Britain's Treasury chief is warning of turbulence in the coming years as the country negotiates its exit from the European Union.
Philip Hammond told the BBC on Monday that Britain will face a couple of years — or longer — of uncertainty as Britain goes through the process of leaving the 28-nation trading bloc.
"I think we must go into this negotiating period with a realistic expectation of the turbulence that there could be during the negotiations. People will be speculating — one day it's going very well, one day it's not going so well,'' Hammond said. "We have to expect a period when confidence will go up and down — perhaps on a bit of a rollercoaster — until we get to a final agreement.''
In comments made before he addresses the Conservative Party conference, Hammond said the country would continue its austerity program — even as it abandoned the goal of the previous government to put the country's books into surplus by the end of the decade. The policy would allow the government the ability to borrow more to invest in the economy after the Brexit shock.

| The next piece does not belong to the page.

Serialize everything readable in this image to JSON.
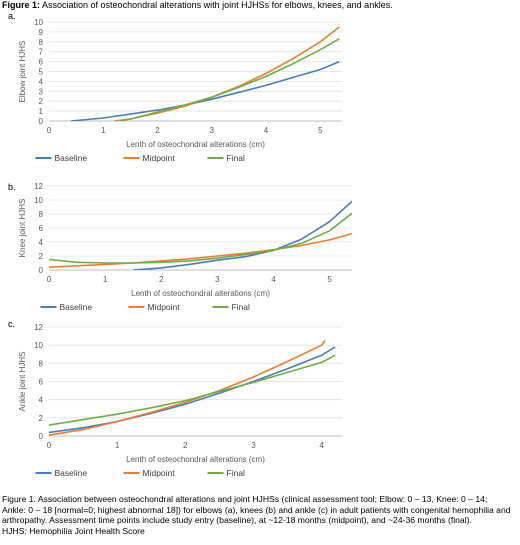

Hammond's remarks came a day after Prime Minister Theresa May set a timetable for Britain's exit.
The pound has fallen 0.5 percent on the news to $1.2859 as May's comments suggested the country was on track for a so-called "hard Brexit,'' in which Britain loses the possibility of continuing close ties to the bloc.
The remarks are being interpreted this way because May stressed that voters choosing to leave the European Union had clearly wanted curbs on immigration. One of the founding principles of membership in the single market is allowing the free movement of labor.